Caregiver To improve the health of patients, it is also necessary to make significant emotional investments in the patient’s journey. The desired outcome or the way the caregiver gets there may be very different from the outcome or the way the patient. For example, if antibiotics shorten the duration of a child’s ear infection by 24 hours, but increase the risk of diarrhea and other unpleasant side effects, then the choice of caregivers may vary depending on the severity of the infection, who must change diapers, Who wants to wake up at night with a crying child.
Solutions (and directions) for navigating the road ahead
A kind 2011 analysis Research on the prescription model of private providers in Vietnam suggests that having patients receive higher education may help alleviate the principal-agent problem in healthcare. The more patients understand their health and how healthcare works, the more confident they will be in advocating on their behalf, and the more likely they will be to weigh all treatment or prevention options appropriately, or to oppose redundant treatments.
The analysis also recommends improved regulatory oversight and public-private cooperation to better align the incentives of providers and payers with the interests of patients. Tennessee State University Published ten years ago.
Of course, the motivation is still the less invisible hand on the steering wheel. In order to further balance the input scale between patients and agents, Presentation in 2012 in The 4th International Science Conference A payment system is proposed to “maximize the motivation of doctors in order to maximize the utility of patients.”

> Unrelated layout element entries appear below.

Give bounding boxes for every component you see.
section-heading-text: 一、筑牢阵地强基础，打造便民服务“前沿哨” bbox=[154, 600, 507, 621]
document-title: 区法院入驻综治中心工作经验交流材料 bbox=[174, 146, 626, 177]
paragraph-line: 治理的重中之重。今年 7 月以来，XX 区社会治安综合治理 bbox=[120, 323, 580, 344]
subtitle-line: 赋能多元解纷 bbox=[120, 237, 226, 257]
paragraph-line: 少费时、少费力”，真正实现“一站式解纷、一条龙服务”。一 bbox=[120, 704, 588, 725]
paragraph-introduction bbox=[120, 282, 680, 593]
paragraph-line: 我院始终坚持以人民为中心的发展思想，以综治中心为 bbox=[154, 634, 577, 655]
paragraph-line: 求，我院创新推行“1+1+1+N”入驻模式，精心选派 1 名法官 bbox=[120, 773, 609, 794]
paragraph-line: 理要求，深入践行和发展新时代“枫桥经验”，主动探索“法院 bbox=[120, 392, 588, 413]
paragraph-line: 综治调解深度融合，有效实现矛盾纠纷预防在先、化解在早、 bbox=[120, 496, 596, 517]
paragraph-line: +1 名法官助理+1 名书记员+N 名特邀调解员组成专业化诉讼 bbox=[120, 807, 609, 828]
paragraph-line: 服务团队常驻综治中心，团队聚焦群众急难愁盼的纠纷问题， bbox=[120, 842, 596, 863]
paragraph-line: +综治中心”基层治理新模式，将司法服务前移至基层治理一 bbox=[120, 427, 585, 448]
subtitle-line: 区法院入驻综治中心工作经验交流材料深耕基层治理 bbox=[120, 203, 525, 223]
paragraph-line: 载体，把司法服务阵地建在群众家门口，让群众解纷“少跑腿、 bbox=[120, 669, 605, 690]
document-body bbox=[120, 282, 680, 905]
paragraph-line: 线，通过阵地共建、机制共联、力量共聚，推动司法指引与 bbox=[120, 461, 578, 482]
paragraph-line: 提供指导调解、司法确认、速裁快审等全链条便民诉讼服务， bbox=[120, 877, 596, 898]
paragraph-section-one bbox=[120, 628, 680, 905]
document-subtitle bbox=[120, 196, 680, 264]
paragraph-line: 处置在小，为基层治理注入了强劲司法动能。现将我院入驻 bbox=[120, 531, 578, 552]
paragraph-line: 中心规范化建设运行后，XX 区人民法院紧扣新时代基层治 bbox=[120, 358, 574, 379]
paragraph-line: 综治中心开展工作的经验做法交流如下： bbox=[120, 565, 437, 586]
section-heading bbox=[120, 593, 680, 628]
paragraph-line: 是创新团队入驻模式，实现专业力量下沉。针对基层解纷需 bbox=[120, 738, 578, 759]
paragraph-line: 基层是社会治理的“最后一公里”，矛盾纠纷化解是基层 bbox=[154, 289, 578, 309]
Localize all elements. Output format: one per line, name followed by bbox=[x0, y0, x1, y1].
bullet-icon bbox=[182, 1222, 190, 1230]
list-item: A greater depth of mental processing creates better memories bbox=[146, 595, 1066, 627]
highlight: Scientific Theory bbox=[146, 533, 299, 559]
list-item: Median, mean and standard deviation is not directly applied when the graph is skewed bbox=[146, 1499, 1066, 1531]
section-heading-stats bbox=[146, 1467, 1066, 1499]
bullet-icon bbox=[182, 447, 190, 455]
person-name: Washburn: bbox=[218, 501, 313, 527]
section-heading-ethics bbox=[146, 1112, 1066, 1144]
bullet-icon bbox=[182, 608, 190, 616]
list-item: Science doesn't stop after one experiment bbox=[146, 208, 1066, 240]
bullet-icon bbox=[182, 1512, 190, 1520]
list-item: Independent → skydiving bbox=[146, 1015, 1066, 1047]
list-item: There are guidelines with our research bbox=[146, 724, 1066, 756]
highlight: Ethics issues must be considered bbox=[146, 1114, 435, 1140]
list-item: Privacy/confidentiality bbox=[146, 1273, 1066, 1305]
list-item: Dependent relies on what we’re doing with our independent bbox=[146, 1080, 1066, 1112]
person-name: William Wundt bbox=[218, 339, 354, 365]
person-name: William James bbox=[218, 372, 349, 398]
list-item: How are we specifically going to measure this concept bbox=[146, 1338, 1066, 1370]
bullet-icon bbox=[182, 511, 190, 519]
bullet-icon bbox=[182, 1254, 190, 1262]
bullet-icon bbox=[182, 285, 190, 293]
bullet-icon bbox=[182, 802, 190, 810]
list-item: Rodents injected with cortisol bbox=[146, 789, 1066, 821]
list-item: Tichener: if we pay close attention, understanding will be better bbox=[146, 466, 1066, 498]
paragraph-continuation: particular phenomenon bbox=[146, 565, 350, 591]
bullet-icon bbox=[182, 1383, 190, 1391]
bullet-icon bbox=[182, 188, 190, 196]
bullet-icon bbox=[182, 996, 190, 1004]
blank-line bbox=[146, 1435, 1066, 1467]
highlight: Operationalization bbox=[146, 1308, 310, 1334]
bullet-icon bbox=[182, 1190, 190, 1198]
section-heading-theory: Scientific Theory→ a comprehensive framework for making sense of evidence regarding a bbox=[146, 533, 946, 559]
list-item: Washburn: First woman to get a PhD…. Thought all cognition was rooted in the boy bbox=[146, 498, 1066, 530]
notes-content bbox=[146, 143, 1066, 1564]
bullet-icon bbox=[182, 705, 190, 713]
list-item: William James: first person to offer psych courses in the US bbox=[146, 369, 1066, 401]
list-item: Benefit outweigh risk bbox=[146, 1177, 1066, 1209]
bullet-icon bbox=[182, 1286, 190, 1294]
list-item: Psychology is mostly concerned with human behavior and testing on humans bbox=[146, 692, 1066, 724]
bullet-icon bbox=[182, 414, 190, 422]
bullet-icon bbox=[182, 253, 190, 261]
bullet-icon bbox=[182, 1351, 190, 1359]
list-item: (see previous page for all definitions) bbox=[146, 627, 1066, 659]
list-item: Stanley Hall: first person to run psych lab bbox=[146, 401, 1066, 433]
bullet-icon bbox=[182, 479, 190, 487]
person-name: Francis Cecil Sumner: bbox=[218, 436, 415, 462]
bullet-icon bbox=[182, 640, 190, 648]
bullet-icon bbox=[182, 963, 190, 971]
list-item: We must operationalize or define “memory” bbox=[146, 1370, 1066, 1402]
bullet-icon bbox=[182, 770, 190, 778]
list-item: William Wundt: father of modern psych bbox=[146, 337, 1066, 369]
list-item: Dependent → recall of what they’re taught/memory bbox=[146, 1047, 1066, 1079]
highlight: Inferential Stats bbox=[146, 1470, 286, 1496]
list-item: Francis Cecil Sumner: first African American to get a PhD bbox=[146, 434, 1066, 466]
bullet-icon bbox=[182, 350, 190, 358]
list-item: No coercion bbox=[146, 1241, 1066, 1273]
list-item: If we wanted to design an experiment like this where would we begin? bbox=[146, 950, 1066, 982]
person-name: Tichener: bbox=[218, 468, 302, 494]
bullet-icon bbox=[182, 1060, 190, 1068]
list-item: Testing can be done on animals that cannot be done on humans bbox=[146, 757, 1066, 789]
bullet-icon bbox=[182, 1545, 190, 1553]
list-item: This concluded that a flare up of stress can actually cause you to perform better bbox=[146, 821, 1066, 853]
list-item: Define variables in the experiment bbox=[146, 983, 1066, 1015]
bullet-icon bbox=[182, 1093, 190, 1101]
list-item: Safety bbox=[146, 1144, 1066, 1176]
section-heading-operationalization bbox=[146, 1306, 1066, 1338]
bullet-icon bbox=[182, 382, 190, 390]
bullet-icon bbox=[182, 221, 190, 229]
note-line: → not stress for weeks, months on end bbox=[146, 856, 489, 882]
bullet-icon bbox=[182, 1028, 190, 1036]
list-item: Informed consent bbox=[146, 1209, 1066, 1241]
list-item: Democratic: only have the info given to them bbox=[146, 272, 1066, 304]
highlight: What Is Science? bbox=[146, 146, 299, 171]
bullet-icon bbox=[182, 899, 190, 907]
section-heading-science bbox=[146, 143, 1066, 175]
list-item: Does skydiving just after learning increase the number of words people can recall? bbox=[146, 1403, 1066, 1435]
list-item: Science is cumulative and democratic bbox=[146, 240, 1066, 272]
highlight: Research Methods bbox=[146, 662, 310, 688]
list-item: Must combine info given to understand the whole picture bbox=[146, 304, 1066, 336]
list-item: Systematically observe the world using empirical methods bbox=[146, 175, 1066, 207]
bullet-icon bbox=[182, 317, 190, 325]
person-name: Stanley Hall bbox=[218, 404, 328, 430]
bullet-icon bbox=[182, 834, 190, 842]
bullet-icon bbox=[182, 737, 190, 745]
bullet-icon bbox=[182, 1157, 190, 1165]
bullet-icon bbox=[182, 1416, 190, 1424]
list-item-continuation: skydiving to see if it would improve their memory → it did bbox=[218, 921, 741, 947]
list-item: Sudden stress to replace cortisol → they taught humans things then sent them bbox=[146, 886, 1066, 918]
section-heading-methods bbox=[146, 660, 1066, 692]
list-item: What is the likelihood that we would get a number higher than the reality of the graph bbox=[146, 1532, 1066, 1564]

This utility-based reward system essentially must encourage the best resource consumption. Optimal has found the best point between our current ruthless efficiency and the redundant and excessive double systemic ills. When the system readjusts its incentives (financial, regulatory, professional, emotional) to be more closely aligned with patient outcomes, care can focus more directly on the interests of patients.
Enable the patient to master the steering wheel
Promoting advancement in healthcare means helping patients as often and professionally as possible drive Instead of “driving.” This needs to be patient-centric and protect the sacred trust in the patient-provider relationship. The principal-agent problem, even if it is not directly caused by the supplier itself, will erode this trust. Payers, caregivers, providers, and the larger healthcare ecosystem all play a role in aligning with what is most beneficial to patients and valuing their trust first.
The easiest way for patients to master the steering wheel on their health journey is to remind them that they are drivers at every turn and equip them with education, confidence, transparency and support systems to keep their eyes on the road and they want The destination is within reach. The less driving in the back seat, the more likely the patient is to listen to important opinions or solve problems on their own.
Otherwise they will end up like me, with my grandmother sitting behind Corolla on I-95 in Florida. That day, wandering between acceleration and deceleration but wanted to do it at the same time, I thought I had found a very clever way: I pointed to the mirror and pointed out to her that the car behind us was not that close.
But my grandmother would not be so easily deceived, because the back view clearly shows that “the objects in the mirror are closer than they look.”
“Oh,” she said, “even worse It’s better than I thought. You better change lanes. “
of course.Now why not I Miss that? after all, I It’s the one who drove.